When in February the Supreme Court ordered the CBN to begin recirculating the old notes along with the new ones, it was a face-saving opportunity for President Muhammadu Buhari. But that opportunity was spurned. The issue, as we argued at the time, was not just about having the power or authorisation to do something, especially if the goal is about achieving the desired purpose, it is more important to limit unforeseen adverse consequences. Whatever might have been the intended benefits of the policy which we endorsed, systemic inadequacies that could make life difficult for ordinary people were inexcusable. It is worse when the president is seen to break the law in that regard.  

Last Friday, the Supreme Court panel said the seeming disregard to its 8th February order on the continued circulation of the old currency notes was an abuse of the constitution. Justice Emmanuel Agim who read the lead judgement of the Court held that the president acted ultra vires by his glaring failure to consult with the National Council of States, Federal Executive Council, and the National Economic Council before directing the CBN to introduce new Naira notes. He held that the unconstitutional use of powers by President Buhari on Naira redesigning had breached the fundamental rights of Nigerians in various ways. This unlawful use of executive powers by the president, according to the apex court, inflicted unprecedented economic hardship on citizens by denying them ownership and access to their monies.  

 At the swearing-in of 38 new Senior Advocates of Nigeria (SAN) in October 2019, the then Chief Justice of Nigeria, Tanko Muhammad, underlined the need to always observe the rule of law. “All binding court orders must be obeyed,” he said. “As we know, flagrant disobedience of court orders or non-compliance with judicial orders is a direct invitation to anarchy in the society.” Therefore, there can be no greater indictment for an elected leader in a democracy than to be declared autocratic in his action, as the apex court has just done.  

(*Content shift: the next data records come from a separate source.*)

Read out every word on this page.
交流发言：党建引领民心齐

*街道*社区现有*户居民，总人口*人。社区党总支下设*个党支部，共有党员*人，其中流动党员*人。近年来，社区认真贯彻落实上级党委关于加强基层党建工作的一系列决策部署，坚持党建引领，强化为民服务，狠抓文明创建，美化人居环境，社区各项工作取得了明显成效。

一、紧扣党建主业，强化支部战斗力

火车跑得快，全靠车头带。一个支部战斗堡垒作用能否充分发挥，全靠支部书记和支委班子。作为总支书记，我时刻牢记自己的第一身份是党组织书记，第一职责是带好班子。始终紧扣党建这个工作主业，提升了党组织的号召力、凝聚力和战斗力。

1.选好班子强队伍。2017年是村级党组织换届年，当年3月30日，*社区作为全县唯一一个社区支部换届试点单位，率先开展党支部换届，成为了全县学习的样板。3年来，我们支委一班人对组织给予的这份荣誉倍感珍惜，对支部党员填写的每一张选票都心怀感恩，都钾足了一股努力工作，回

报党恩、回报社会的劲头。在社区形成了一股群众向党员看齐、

It is unfortunate that the president allowed himself to be misled on this issue. Even under colonial and military regimes, the country was governed by ordinances or decrees which the rulers were compelled to obey. And whenever there was a material departure from such laws, the courts never hesitated to call public officers to order. But at no time in the history of Nigeria has any government openly justified disobedience of court orders under the pretext of defending a public policy or for ‘national security’, as it has become the norm under Buhari.   

Since democracy is built on the principle of rule of law, the message from the apex court on the Naira redesign policy of the CBN is that no one, no matter how highly placed, should be allowed to take the laws into their hands or resort to self-help on any issue. We hope President Buhari and his enablers got the message.